Customer review from barnesandnoble.com

2 years ago

I HATE THIS BOOK!!!!

One of the worst books I’ve read. How am I suppose to root for a character who complains about how hard his life is when he’s rich white man living in New York during the 50s.

Customer review from barnesandnoble.com

2 years ago
from Alexandria, VA

Themes and notable quotes

The four major themes of the novel with an illustrative quote: Loss of innocence: The protagonist, Holden Caulfield, grapples with the realization that the world is not as he thought it was. He is disillusioned by the phoniness and hypocrisy he sees in the adult world and struggles to come to terms with the loss of his own innocence. "The thing is everything's so g**d*** phony. It's full of phonies, and all you do is study so that you can learn enough to be smart enough to be able to buy a g**d*** Cadillac someday, and you have to be careful not to get shot by somebody like me in the meantime." Identity and individuality: Holden struggles with finding his own identity and feeling like he doesn't fit in with the expectations of society.
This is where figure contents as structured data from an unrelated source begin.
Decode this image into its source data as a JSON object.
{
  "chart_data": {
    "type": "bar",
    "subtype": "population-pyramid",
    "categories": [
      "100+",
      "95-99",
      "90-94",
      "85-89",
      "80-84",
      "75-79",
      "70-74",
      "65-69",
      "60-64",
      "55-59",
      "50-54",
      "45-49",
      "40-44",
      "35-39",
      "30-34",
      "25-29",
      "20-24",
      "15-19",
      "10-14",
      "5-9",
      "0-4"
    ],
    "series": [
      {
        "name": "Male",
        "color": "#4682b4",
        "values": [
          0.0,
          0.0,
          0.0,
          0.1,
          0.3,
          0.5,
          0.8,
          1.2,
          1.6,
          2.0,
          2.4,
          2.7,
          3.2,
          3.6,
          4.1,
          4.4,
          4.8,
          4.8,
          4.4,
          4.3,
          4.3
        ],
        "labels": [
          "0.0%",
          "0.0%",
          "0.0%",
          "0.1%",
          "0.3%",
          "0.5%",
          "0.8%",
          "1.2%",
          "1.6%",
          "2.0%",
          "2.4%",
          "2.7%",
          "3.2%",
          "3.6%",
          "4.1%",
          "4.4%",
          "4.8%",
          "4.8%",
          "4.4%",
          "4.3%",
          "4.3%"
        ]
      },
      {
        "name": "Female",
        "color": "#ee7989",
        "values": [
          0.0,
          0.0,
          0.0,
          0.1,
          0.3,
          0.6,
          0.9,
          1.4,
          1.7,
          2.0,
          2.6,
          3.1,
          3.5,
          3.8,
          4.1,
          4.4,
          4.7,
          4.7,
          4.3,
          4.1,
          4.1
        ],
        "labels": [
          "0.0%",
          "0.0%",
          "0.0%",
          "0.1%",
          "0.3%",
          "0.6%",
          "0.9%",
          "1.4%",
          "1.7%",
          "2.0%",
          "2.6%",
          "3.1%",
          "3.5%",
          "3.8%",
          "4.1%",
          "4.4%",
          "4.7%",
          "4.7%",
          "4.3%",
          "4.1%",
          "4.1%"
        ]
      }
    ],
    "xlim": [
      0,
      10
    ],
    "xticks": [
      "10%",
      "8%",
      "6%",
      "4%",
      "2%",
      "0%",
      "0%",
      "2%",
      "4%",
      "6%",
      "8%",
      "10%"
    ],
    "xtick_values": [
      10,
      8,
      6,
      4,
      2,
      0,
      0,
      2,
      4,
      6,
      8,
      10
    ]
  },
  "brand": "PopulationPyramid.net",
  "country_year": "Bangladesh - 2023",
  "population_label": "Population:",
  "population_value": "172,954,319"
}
He values authenticity and individuality and resists the idea of conforming to societal norms. "Don't tell anyone anything. If you do, you start missing everybody." Alienation and loneliness: Throughout the novel, Holden feels disconnected and isolated from the world around him. He struggles to form meaningful relationships and often feels misunderstood and alone. "I'm standing on the edge of some crazy cliff. What I have to do, I have to catch everybody if they start to go over the cliff - I mean if they're running and they don't look where they're going, I have to come out from somewhere and catch them. That's all I'd do all day. I'd just be the catcher in the rye and all." The complexities of growing up: The novel explores the challenges and struggles that come with growing up and transitioning into adulthood. Holden grapples with the expectations and responsibilities of being an adult and the difficulty of finding one's place in the world. "I know it's crazy, but that's the only thing I'd really like to be. I know it's crazy."